Title: Figuring
Author: Maria Popova
Publisher: Pantheon
ISBN: 978-1524748135
Genre: Biographies, Memoirs, Science
Pages: 592
Source: Publisher
Rating: 5 stars
How does one begin to explain a book like Figuring? Honestly, I don’t know, however, I shall try. The book Figuring is much like Popova’s site, brainpickings.org: it is sort of a Russian doll, revealing layer after layer after layer, only if you wish to see it, or perhaps experience it. Figuring is a book that you should read with the mindset of allowing the book to take it where it wants to, without expecting something too traditional or run of the mill.
Figuring is a beautiful combination of science with art. The alignment sticks – how each of them is intertwined and how art inspires science and vice-versa. It is like her website, only more detailed – pieces that go on and go and that’s what I loved as a reader, knowing I didn’t have to scroll up or down and could be after reading one paragraph or two and going back to it after a cup of tea.
Maria Popova’s book brings the wonder of scientists and then combines it with hearts and emotions of people, mainly women scientists and that to me was most unique. Figures looks at love, and truth through the interconnected lives of historical figures across four centuries. She begins with the astronomer Johannes Kepler, who discovered the laws of planetary motion, and it ends with Rachel Carson who was so important in the environmental movement.
And in all of this, Popova includes more artists, writers, and scientists (which makes it even more fun to read) – women, and queer and their contribution. What I love about Figuring is that it is like a rabbit hole that you would love getting into. Maria Popova interconnects, segregates, and makes you question matters of life, love, and the heart and what are we doing to leave an impression on the world.

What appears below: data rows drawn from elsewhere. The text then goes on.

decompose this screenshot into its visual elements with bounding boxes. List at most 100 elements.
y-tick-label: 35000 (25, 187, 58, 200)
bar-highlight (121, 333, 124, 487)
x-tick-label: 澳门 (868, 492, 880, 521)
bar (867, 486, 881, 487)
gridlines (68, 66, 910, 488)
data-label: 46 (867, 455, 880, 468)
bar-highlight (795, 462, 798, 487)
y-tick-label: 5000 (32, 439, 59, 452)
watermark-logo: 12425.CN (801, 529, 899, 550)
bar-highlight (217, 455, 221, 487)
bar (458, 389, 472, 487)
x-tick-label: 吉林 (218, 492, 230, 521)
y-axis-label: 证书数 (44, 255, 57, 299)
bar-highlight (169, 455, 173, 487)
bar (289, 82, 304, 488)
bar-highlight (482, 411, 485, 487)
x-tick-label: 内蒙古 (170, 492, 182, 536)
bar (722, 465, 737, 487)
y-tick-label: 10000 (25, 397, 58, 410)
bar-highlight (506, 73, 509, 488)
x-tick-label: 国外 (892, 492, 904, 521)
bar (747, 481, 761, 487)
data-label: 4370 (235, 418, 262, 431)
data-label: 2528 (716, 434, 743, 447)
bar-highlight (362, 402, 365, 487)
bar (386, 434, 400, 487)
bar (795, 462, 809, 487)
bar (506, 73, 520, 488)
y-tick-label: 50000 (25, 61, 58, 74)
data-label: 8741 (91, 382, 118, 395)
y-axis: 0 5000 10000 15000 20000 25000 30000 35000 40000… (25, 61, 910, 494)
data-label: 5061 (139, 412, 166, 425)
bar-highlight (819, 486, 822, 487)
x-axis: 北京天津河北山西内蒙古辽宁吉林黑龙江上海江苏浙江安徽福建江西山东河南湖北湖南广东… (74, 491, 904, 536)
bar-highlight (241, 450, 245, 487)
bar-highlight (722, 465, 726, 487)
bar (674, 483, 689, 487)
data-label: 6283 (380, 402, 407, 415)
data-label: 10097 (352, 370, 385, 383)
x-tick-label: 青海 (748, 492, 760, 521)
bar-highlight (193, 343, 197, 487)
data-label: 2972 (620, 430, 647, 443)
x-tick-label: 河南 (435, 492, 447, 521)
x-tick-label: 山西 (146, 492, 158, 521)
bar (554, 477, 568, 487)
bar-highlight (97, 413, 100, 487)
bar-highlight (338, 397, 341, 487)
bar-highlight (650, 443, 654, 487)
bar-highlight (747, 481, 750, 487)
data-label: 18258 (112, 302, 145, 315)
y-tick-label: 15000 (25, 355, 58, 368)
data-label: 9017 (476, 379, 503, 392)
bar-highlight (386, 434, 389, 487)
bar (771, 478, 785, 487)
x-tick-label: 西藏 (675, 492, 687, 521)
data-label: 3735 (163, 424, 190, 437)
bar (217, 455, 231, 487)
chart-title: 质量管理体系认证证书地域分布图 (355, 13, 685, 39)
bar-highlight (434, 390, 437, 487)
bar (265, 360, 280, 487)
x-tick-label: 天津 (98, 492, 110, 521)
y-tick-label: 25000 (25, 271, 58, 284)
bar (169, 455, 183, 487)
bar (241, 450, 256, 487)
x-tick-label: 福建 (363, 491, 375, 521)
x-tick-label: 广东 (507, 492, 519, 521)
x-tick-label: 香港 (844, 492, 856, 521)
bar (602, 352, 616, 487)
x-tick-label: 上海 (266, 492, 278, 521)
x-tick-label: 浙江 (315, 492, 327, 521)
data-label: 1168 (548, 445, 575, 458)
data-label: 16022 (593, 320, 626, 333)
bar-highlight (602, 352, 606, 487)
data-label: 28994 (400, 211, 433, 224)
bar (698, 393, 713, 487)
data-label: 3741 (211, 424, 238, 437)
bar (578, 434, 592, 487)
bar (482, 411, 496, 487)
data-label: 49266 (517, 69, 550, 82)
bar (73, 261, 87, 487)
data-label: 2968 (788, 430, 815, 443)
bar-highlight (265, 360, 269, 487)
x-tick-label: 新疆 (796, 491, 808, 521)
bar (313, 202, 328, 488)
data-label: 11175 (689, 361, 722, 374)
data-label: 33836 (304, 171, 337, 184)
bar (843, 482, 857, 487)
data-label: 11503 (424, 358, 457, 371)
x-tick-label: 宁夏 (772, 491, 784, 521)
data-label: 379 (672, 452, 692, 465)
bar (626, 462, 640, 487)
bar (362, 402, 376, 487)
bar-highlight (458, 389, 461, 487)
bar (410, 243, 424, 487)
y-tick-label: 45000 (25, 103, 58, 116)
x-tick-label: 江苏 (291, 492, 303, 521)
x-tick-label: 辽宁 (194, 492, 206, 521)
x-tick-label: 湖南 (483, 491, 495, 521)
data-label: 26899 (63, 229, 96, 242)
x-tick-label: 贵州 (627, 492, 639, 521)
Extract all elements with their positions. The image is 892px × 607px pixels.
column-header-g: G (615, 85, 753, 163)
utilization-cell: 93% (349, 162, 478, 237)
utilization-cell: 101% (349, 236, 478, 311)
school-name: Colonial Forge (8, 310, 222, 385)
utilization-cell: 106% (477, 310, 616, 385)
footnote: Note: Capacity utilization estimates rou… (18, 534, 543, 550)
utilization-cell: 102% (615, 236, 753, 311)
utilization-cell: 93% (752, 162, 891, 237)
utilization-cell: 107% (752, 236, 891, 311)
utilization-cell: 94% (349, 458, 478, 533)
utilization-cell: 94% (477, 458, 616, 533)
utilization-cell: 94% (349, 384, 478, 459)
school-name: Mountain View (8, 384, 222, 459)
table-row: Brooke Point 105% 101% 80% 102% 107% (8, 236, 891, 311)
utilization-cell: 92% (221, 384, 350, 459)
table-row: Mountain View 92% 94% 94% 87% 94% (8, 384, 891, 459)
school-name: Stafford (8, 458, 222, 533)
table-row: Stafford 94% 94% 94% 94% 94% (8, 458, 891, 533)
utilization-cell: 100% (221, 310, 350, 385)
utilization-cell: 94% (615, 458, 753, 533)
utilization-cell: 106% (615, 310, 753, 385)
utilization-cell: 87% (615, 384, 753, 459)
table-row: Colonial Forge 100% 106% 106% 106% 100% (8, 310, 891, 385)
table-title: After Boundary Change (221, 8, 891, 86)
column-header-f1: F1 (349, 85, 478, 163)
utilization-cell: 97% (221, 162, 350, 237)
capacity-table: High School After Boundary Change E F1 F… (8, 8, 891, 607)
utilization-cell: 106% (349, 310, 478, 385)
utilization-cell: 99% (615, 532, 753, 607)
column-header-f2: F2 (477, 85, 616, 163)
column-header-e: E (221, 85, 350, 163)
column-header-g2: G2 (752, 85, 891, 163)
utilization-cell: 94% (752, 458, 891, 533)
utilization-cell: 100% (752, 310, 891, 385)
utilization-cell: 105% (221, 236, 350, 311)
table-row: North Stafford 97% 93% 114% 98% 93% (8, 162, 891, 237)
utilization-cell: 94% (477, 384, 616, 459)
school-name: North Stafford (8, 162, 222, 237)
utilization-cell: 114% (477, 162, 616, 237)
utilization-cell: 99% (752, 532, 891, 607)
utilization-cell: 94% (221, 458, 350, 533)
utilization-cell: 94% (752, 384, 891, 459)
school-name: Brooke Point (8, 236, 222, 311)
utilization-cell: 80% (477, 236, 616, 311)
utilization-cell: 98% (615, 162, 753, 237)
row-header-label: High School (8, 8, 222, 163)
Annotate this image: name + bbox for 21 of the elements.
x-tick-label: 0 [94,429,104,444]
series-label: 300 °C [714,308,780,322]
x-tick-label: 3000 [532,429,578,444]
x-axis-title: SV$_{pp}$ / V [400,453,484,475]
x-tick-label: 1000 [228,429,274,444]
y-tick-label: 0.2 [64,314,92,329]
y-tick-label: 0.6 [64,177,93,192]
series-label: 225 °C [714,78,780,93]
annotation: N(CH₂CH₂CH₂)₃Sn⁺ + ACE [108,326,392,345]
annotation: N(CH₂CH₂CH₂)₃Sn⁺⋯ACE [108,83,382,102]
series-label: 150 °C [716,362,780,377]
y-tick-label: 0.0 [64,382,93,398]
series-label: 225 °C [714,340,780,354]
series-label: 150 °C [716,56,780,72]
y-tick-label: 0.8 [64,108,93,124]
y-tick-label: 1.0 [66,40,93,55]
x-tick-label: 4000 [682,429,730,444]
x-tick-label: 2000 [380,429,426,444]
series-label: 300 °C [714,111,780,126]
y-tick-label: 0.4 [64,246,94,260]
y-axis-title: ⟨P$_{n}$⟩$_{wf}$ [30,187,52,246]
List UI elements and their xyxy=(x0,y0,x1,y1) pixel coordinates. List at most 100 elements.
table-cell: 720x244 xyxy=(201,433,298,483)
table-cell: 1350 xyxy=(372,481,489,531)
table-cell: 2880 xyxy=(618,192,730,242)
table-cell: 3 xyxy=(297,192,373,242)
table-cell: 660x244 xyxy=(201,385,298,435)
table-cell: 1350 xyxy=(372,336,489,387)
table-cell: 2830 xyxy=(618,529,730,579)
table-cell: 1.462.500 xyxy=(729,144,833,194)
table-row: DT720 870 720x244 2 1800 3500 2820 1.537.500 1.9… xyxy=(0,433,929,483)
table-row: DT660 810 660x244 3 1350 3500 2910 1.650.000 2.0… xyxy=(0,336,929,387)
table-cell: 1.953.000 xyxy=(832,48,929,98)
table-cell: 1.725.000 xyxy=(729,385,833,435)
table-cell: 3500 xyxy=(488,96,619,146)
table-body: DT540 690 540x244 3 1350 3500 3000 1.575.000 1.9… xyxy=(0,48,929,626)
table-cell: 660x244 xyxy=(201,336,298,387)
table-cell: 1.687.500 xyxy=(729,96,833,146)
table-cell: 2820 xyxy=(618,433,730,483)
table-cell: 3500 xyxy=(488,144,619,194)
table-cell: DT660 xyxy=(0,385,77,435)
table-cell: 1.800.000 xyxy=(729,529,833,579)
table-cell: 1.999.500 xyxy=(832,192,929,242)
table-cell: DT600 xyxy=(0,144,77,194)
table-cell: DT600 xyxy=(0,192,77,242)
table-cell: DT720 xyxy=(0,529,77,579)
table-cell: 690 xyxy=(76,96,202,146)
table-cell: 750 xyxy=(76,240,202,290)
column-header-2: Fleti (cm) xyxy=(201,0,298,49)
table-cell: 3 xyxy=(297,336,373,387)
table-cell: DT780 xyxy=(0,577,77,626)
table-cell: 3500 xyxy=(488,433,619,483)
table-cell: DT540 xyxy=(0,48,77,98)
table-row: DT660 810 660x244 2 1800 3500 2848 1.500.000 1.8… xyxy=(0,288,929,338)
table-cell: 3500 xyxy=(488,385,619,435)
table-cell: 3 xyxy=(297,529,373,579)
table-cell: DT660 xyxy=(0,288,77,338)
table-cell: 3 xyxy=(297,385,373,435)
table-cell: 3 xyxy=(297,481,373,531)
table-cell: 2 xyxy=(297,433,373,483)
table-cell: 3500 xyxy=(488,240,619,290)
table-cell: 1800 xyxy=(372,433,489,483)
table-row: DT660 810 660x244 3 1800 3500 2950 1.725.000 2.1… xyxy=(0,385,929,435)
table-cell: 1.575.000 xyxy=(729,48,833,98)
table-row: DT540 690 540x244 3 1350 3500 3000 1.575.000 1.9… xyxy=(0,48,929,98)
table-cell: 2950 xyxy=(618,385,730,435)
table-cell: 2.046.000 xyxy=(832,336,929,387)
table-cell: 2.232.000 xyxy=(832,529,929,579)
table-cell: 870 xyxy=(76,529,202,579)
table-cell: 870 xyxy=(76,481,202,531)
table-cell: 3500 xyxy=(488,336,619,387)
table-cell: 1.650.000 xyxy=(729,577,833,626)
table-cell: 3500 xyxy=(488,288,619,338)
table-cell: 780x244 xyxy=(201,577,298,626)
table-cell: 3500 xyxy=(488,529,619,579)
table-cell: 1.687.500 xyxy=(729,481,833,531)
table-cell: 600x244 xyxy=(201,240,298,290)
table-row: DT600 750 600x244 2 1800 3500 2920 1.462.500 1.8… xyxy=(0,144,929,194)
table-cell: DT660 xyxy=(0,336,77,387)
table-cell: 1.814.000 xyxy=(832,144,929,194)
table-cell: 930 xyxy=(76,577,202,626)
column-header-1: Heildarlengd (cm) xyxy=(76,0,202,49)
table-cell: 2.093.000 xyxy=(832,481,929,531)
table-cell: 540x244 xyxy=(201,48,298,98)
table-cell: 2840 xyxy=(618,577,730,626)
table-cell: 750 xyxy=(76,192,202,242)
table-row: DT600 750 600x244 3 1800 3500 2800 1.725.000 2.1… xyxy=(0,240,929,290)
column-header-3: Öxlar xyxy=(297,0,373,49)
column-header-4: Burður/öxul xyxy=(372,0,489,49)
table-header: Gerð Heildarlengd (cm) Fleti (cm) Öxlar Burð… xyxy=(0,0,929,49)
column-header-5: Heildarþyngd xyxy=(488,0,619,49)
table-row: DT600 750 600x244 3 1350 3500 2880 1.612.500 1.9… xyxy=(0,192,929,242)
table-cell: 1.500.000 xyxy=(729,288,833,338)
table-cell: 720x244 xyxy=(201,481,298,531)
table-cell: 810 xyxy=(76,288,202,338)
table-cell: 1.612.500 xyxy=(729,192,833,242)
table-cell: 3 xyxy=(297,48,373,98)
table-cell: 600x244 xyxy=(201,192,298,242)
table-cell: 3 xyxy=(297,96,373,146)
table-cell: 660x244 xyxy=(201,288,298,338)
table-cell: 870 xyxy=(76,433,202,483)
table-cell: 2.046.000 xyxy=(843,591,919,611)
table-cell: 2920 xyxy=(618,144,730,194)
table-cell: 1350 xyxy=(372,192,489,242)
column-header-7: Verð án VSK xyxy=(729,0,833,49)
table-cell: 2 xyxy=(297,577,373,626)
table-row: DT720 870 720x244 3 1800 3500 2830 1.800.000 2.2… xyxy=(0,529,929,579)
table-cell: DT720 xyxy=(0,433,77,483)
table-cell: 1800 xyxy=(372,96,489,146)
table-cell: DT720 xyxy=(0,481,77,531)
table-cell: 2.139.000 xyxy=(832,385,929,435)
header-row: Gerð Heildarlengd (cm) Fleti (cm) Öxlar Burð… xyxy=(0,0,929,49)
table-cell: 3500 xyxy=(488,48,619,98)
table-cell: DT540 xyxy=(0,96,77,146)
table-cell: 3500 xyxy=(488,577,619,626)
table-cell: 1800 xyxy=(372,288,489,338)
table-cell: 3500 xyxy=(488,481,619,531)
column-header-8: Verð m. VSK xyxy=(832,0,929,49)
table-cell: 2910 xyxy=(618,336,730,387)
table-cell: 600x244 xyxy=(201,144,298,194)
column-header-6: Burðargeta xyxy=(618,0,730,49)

Figuring asks big questions and it isn’t afraid of doing that. There is so much happening in the book that it takes some time to assimilate all of that, and only then can you get into its groove (or at least that’s what happened to me). Figuring would seem disconnected and disjointed in most places, till it all falls into place and that’s when you as a reader start seeing it for what it is. The book is a marriage of art, life, science, music, philosophy, feminism, decline of religion, free love, astronomy and poetry, and honestly no one better to do it than our very trusted Brain Picker.